I realize this post is all over the place, but I'm on percocet, it's 11pm at night, and I was awake all of last night trying to ignore the throbbing in my foot. I'm off to dreamland now!

Tuesday, January 01, 2008

And now for the BIG NEWS!



Now that we've had a chance to tell all of our family, I can share with you all!

The day before Thanksgiving I found out that.... IM PREGNANT! Yes, the picture above is my 8 week ultrasound picture. We were NOT planning on getting pregnant any time soon, but we are excited. It took a couple of weeks for the shock to wear off, but it's gone now, mostly.

I'm due August 1st. I'm 9 weeks now, and I turn 10 weeks on Friday. I have no idea how I'm goin gto handle four kids all so young, but I guess I'll manage.

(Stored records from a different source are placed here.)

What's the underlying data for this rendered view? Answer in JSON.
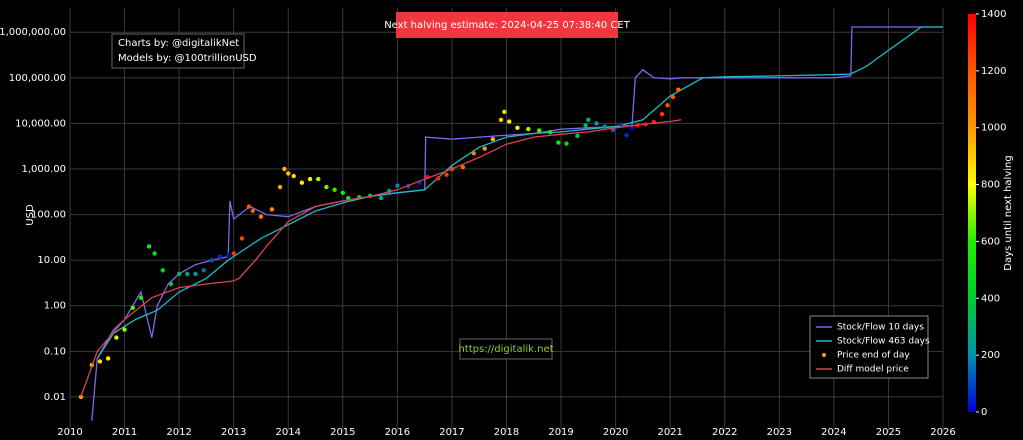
{
  "chart_data": {
    "type": "line",
    "y_label": "USD",
    "log_y": true,
    "grid": true,
    "legend_position": "bottom-right",
    "xlim": [
      2010,
      2026
    ],
    "xticks": [
      2010,
      2011,
      2012,
      2013,
      2014,
      2015,
      2016,
      2017,
      2018,
      2019,
      2020,
      2021,
      2022,
      2023,
      2024,
      2025,
      2026
    ],
    "ylim": [
      0.0017,
      3400000
    ],
    "yticks": [
      {
        "value": 0.01,
        "label": "0.01"
      },
      {
        "value": 0.1,
        "label": "0.10"
      },
      {
        "value": 1,
        "label": "1.00"
      },
      {
        "value": 10,
        "label": "10.00"
      },
      {
        "value": 100,
        "label": "100.00"
      },
      {
        "value": 1000,
        "label": "1,000.00"
      },
      {
        "value": 10000,
        "label": "10,000.00"
      },
      {
        "value": 100000,
        "label": "100,000.00"
      },
      {
        "value": 1000000,
        "label": "1,000,000.00"
      }
    ],
    "annotations": {
      "credits": [
        "Charts by: @digitalikNet",
        "Models by: @100trillionUSD"
      ],
      "halving": "Next halving estimate: 2024-04-25 07:38:40 CET",
      "url": "https://digitalik.net"
    },
    "colorbar": {
      "label": "Days until next halving",
      "clim": [
        0,
        1400
      ],
      "ticks": [
        0,
        200,
        400,
        600,
        800,
        1000,
        1200,
        1400
      ],
      "colors": [
        "#0000dd",
        "#0090b0",
        "#00cc30",
        "#22ee00",
        "#ffff00",
        "#ff9900",
        "#ff5500",
        "#ff0000"
      ]
    },
    "series": [
      {
        "name": "Stock/Flow 10 days",
        "type": "line",
        "color": "#7b68ee",
        "x": [
          2010.4,
          2010.5,
          2010.8,
          2011.0,
          2011.3,
          2011.5,
          2011.6,
          2011.8,
          2012.0,
          2012.3,
          2012.6,
          2012.9,
          2012.93,
          2013.0,
          2013.3,
          2013.6,
          2014.0,
          2014.5,
          2015.0,
          2015.5,
          2016.0,
          2016.5,
          2016.52,
          2017.0,
          2017.5,
          2018.0,
          2018.5,
          2019.0,
          2019.5,
          2020.0,
          2020.3,
          2020.36,
          2020.5,
          2020.7,
          2021.0,
          2021.2,
          2024.0,
          2024.31,
          2024.33,
          2026.0
        ],
        "values": [
          0.003,
          0.07,
          0.3,
          0.5,
          2.0,
          0.2,
          1.0,
          3,
          5,
          8,
          10,
          12,
          200,
          80,
          150,
          100,
          90,
          150,
          200,
          250,
          300,
          350,
          5000,
          4500,
          5000,
          5500,
          6000,
          7500,
          8000,
          8500,
          9000,
          100000,
          150000,
          100000,
          95000,
          100000,
          100000,
          110000,
          1300000,
          1300000
        ]
      },
      {
        "name": "Stock/Flow 463 days",
        "type": "line",
        "color": "#20b8c8",
        "x": [
          2010.5,
          2010.8,
          2011.2,
          2011.6,
          2012.0,
          2012.5,
          2012.9,
          2013.5,
          2014.0,
          2014.5,
          2015.0,
          2015.5,
          2016.0,
          2016.5,
          2017.0,
          2017.5,
          2018.0,
          2018.5,
          2019.0,
          2019.5,
          2020.0,
          2020.5,
          2021.0,
          2021.6,
          2022.0,
          2023.0,
          2024.3,
          2024.6,
          2025.0,
          2025.6,
          2026.0
        ],
        "values": [
          0.07,
          0.25,
          0.5,
          0.8,
          2,
          4,
          10,
          30,
          60,
          120,
          180,
          250,
          300,
          350,
          1200,
          3000,
          5000,
          6000,
          6500,
          7500,
          8500,
          12000,
          40000,
          100000,
          105000,
          110000,
          120000,
          180000,
          400000,
          1300000,
          1300000
        ]
      },
      {
        "name": "Price end of day",
        "type": "scatter",
        "color": "#ff9900",
        "x": [
          2010.2,
          2010.4,
          2010.55,
          2010.7,
          2010.85,
          2011.0,
          2011.15,
          2011.3,
          2011.45,
          2011.55,
          2011.7,
          2011.85,
          2012.0,
          2012.15,
          2012.3,
          2012.45,
          2012.6,
          2012.75,
          2012.9,
          2013.0,
          2013.15,
          2013.28,
          2013.35,
          2013.5,
          2013.7,
          2013.85,
          2013.93,
          2014.0,
          2014.1,
          2014.25,
          2014.4,
          2014.55,
          2014.7,
          2014.85,
          2015.0,
          2015.1,
          2015.3,
          2015.5,
          2015.7,
          2015.85,
          2016.0,
          2016.2,
          2016.4,
          2016.55,
          2016.75,
          2016.9,
          2017.0,
          2017.2,
          2017.4,
          2017.6,
          2017.75,
          2017.9,
          2017.96,
          2018.05,
          2018.2,
          2018.4,
          2018.6,
          2018.8,
          2018.95,
          2019.1,
          2019.3,
          2019.45,
          2019.5,
          2019.65,
          2019.8,
          2019.95,
          2020.1,
          2020.2,
          2020.3,
          2020.4,
          2020.55,
          2020.7,
          2020.85,
          2020.95,
          2021.05,
          2021.15
        ],
        "values": [
          0.01,
          0.05,
          0.06,
          0.07,
          0.2,
          0.3,
          0.9,
          1.5,
          20,
          14,
          6,
          3,
          5,
          5,
          5,
          6,
          10,
          12,
          13,
          14,
          30,
          150,
          120,
          90,
          130,
          400,
          1000,
          800,
          700,
          500,
          600,
          600,
          400,
          350,
          300,
          230,
          240,
          260,
          230,
          330,
          430,
          420,
          500,
          660,
          620,
          750,
          1000,
          1100,
          2200,
          2800,
          4500,
          12000,
          18000,
          11000,
          8000,
          7500,
          7000,
          6400,
          3800,
          3600,
          5300,
          9000,
          12000,
          10000,
          8500,
          7200,
          9000,
          5500,
          8000,
          9000,
          9500,
          10700,
          16000,
          25000,
          38000,
          55000
        ],
        "days": [
          990,
          920,
          862,
          808,
          752,
          697,
          643,
          588,
          533,
          497,
          442,
          387,
          332,
          278,
          223,
          168,
          113,
          58,
          4,
          1286,
          1231,
          1184,
          1158,
          1103,
          1030,
          976,
          946,
          920,
          884,
          829,
          774,
          720,
          665,
          610,
          555,
          519,
          446,
          373,
          300,
          245,
          190,
          117,
          44,
          1392,
          1319,
          1264,
          1227,
          1154,
          1081,
          1008,
          953,
          899,
          877,
          844,
          789,
          716,
          643,
          570,
          515,
          460,
          387,
          332,
          314,
          259,
          204,
          150,
          95,
          58,
          22,
          1428,
          1373,
          1318,
          1264,
          1227,
          1190,
          1154
        ]
      },
      {
        "name": "Diff model price",
        "type": "line",
        "color": "#e04050",
        "x": [
          2010.2,
          2010.5,
          2011.0,
          2011.5,
          2012.0,
          2012.5,
          2013.0,
          2013.1,
          2013.4,
          2013.6,
          2014.0,
          2014.5,
          2015.0,
          2015.5,
          2016.0,
          2016.5,
          2017.0,
          2017.5,
          2018.0,
          2018.5,
          2019.0,
          2019.5,
          2020.0,
          2020.5,
          2021.0,
          2021.2
        ],
        "values": [
          0.01,
          0.1,
          0.5,
          1.5,
          2.5,
          3.0,
          3.5,
          4,
          10,
          20,
          70,
          150,
          200,
          250,
          350,
          600,
          1000,
          1800,
          3500,
          5000,
          5800,
          6500,
          8000,
          9500,
          11000,
          12000
        ]
      }
    ]
  }
}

As for the breast biopsy, it had to be canceled because it's not safe for the baby to do an MRI. I will soon be meeting with a breast surgeon to go over my options, but my doctor thinks that he will just wait until after I deliver to do any further testing. Apparently things "look" benign, but because of my family history, they can't be sure until a biopsy is done.

So that's the scoop! Sorry I've kept you waiting for so long.